Both Clarke and Brownell said China has most likely made an exception to its own rules to allow foreign-born athletes to hold two passports, in hopes of bolstering their Olympic medal tally, which the Chinese government has long touted. as a sign of national strength.

This strategy could be “an experiment by the leadership, who will judge the reaction of the public before deciding whether to go ahead with the practice on a larger scale and allow dual nationality for athletes,” Brownell said.

Chinese authorities have carefully avoided the question of Gu’s nationality, emphasizing his Chinese heritage. She is what the government often calls “Overseas Chinese,” meaning foreign nationals of Chinese descent, who are given that label regardless of their citizenship or how many generations of their family have lived abroad.

Since Xi took office, he has repeatedly claimed that overseas Chinese also belong to the nation, and has repeatedly vowed to “unite overseas Chinese” with their relatives in China as part of the “Chinese dream.”

It seems that Gu is part of that Chinese dream, as the government and its propaganda machine rush to present her as their own.

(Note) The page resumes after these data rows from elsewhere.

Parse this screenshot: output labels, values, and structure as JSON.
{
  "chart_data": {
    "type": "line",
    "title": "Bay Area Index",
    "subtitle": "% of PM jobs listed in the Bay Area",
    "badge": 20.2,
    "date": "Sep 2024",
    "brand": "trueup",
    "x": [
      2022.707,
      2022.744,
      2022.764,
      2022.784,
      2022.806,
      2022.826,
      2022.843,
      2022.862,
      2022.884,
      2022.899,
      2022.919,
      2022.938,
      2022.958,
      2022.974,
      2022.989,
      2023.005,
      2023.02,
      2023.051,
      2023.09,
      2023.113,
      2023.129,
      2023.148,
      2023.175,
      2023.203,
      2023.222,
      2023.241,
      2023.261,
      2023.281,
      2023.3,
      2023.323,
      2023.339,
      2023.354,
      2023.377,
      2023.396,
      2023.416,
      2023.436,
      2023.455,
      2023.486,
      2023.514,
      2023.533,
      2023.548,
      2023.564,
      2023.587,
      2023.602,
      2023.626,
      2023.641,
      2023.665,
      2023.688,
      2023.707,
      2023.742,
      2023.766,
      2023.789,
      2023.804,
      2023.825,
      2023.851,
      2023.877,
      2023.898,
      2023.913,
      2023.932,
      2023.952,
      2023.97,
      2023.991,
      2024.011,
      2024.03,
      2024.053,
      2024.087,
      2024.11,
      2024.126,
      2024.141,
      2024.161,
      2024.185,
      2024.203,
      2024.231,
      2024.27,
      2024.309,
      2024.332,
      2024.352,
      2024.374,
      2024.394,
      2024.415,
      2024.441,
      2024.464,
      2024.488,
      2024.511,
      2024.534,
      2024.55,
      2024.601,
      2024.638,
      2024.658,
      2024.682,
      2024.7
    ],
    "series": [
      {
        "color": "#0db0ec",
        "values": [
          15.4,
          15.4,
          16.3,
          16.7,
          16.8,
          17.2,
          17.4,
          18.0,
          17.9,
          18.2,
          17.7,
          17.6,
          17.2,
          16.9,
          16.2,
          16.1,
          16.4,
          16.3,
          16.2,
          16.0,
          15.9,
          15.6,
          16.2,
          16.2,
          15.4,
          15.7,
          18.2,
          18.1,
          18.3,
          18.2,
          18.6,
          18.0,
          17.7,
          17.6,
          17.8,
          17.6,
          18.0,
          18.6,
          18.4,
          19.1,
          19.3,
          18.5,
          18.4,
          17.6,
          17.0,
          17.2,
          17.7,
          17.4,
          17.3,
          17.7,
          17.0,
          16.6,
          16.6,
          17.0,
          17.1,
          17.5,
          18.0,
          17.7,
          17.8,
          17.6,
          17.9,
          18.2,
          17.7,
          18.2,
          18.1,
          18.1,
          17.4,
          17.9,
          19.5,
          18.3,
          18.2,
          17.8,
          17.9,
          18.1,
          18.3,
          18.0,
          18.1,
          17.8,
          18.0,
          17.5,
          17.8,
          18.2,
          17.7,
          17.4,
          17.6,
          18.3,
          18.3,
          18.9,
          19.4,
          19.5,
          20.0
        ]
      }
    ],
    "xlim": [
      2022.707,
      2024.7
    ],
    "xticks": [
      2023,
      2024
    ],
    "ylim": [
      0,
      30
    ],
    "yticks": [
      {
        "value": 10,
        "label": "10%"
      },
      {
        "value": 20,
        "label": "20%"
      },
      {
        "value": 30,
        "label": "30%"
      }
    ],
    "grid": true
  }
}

“I have very deep roots in China,” Gu told state broadcaster CCTV, according to the state-run nationalist tabloid. Global Times. He added that he had been in China when it was announced that the Winter Games would be held in Beijing, and that’s when “I started thinking about competing for China.”

In an article, Xinhua He noted that Gu visited Beijing every summer in his childhood, that he watched the 2008 Beijing Olympics from the stands, and that he loves Peking duck and dumplings.

Gu “should be an idol for the whole world,” declared a Chinese fan at the Global Times. “Before people wanted to be American, why not accept that people want to be Chinese now?”